Al-Qaeda doesn't have that. Oh sure, Osama Bin Laden is, in theory, heap big chief of it all. Except, of course, that he's in hiding (possibly dead), and it's a stone bitch, even in the modern age, to try and run a jihad when you can't step outside of a cave. Al-Qaeda is too loose of an organization to declare war on, because it's really impossible to tell who is Al-Qaeda and who isn't. I mean, fuck, did no one learn anything from Vietnam? Hey, indigenous people who don't wear uniforms and who could all, in theory, be the enemy.

Yup, that's gonna be a reaaaaal easy conflict.

And because of the lack of this chain of command, because of this lack of structure, Al-Qaeda can't surrender. Not in the accepted way of their leaders waving a white flag, or calling a cease fire, or even shooting their own brains out in a bunker while the Russians advance. I mean, if some "Al-Qaeda" leader in Iraq surrenders his entire terrorist cell today, what does that mean for other "Al-Qaeda in Iraq"? Why, sweet fuck all.

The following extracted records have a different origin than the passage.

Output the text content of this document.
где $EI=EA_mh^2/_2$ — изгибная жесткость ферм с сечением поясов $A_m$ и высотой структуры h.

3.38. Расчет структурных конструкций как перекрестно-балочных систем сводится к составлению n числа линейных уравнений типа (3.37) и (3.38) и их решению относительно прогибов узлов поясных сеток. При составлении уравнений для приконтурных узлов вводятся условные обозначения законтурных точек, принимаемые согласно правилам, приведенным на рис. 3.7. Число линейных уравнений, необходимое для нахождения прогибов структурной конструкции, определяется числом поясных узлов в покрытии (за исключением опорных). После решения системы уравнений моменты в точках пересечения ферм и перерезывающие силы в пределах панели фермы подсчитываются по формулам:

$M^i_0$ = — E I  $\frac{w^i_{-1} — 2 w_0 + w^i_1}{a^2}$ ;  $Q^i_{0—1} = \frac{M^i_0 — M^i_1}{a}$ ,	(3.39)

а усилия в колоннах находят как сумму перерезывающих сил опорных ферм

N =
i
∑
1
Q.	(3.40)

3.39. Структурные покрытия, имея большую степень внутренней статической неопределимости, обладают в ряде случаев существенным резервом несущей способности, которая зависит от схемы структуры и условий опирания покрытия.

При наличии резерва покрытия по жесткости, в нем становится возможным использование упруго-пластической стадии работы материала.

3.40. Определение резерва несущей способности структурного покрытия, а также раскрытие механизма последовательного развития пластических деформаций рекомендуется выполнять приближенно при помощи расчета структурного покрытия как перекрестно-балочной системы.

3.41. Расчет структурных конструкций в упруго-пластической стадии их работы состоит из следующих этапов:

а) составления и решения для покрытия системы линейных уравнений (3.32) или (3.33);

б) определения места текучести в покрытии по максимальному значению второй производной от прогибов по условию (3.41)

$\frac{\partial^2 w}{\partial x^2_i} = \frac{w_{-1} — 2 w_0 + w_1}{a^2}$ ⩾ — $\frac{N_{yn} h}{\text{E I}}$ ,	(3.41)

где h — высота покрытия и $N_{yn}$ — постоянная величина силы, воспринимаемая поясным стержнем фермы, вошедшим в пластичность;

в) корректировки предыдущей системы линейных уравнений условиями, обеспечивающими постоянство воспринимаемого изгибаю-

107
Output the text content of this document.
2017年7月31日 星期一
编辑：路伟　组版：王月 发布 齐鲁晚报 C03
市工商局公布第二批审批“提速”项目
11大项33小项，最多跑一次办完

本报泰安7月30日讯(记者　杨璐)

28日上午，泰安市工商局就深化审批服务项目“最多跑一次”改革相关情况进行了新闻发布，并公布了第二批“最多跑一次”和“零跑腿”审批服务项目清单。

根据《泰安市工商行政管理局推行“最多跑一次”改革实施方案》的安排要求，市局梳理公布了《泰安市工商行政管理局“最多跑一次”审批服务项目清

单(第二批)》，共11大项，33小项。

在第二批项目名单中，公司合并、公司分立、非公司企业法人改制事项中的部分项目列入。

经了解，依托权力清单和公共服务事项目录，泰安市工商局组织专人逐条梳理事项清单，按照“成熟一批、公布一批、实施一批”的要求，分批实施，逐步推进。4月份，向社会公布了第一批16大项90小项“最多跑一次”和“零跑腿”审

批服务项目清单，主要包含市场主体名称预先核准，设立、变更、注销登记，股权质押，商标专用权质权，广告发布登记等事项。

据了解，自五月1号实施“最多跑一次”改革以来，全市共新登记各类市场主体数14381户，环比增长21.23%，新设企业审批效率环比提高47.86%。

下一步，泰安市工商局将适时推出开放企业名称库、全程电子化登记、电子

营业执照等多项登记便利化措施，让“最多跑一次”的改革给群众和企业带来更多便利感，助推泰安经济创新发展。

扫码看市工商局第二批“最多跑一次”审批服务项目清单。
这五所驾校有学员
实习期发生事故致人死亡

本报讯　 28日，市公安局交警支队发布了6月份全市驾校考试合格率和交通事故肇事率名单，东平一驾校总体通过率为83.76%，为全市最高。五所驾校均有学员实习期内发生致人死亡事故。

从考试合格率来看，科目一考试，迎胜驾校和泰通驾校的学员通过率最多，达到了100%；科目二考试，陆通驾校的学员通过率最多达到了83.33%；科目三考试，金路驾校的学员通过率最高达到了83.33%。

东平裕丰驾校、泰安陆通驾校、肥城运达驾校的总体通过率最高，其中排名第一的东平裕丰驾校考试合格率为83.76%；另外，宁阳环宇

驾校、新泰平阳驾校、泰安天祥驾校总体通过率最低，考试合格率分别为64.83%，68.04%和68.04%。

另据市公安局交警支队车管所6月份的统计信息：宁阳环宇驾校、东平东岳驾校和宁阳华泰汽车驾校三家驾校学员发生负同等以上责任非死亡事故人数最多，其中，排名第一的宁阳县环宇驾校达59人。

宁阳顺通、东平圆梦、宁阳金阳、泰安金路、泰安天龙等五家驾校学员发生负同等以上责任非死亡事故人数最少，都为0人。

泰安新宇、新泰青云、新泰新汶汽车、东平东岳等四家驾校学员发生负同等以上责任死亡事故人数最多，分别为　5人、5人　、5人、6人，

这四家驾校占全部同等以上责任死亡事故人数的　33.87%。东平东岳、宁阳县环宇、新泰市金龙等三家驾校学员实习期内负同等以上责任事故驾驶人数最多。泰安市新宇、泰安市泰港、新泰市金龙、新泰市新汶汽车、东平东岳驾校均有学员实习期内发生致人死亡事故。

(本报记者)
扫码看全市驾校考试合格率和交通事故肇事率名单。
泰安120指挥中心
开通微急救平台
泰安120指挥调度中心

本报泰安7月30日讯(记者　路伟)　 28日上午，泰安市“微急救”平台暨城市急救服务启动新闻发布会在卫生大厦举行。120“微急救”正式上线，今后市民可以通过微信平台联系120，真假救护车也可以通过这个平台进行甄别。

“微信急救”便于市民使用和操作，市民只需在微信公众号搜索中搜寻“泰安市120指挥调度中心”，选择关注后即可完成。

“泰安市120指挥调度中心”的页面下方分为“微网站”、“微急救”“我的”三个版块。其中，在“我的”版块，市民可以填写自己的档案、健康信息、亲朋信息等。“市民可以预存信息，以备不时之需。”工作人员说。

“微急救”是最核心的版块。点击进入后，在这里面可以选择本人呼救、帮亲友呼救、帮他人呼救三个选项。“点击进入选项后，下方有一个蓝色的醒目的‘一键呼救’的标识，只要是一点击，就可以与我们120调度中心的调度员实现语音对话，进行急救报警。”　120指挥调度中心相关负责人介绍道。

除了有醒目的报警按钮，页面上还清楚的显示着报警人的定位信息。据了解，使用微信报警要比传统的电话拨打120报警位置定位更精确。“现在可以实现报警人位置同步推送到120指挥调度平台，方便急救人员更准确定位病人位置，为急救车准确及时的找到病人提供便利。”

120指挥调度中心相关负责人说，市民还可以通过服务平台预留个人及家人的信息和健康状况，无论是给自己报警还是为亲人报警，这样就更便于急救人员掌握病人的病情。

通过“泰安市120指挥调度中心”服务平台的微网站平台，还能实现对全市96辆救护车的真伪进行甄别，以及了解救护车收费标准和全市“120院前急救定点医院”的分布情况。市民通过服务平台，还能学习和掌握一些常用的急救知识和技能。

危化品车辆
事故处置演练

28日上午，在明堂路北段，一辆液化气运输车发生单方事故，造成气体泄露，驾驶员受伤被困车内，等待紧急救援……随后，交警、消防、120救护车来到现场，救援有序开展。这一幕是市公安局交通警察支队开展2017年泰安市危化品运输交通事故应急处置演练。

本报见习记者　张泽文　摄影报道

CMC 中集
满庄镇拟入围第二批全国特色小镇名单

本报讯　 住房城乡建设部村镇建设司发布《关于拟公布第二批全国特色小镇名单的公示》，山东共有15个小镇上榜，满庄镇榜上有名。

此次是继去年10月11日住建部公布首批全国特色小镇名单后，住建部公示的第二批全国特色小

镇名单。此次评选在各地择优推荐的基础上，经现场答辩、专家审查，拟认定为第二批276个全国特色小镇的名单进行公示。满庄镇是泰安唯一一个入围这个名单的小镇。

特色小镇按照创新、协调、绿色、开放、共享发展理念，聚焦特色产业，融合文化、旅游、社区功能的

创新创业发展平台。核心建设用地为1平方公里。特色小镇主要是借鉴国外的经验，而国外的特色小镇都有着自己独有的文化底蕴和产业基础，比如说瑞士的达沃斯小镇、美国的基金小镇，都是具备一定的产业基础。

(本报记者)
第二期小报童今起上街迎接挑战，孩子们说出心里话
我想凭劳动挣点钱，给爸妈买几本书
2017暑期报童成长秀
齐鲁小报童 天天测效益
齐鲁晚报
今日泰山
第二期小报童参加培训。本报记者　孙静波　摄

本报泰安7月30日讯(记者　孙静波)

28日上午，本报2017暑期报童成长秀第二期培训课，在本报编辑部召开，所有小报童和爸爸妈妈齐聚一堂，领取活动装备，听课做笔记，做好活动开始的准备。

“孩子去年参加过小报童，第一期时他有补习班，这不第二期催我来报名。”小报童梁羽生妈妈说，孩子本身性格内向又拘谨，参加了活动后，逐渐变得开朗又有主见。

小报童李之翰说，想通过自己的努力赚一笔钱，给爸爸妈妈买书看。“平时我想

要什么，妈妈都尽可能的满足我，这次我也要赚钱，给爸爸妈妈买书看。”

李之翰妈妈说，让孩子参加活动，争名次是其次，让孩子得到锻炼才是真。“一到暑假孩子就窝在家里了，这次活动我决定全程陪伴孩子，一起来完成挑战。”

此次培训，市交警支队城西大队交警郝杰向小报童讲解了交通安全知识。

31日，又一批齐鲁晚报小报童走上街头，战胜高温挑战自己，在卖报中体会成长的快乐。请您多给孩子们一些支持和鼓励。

But hey, let's say, for sake of arguement, that it's only going to be used against those guys what are being held down in Gitmo. Hasn't the Supreme Court made it clear already (a couple of times, actually) what the legal process should be? Shouldn't the Bush administration have gotten the idea that at this point, they need to stop trying to do an end-run around the Constitution?

You'd think that, but you'd be wrong.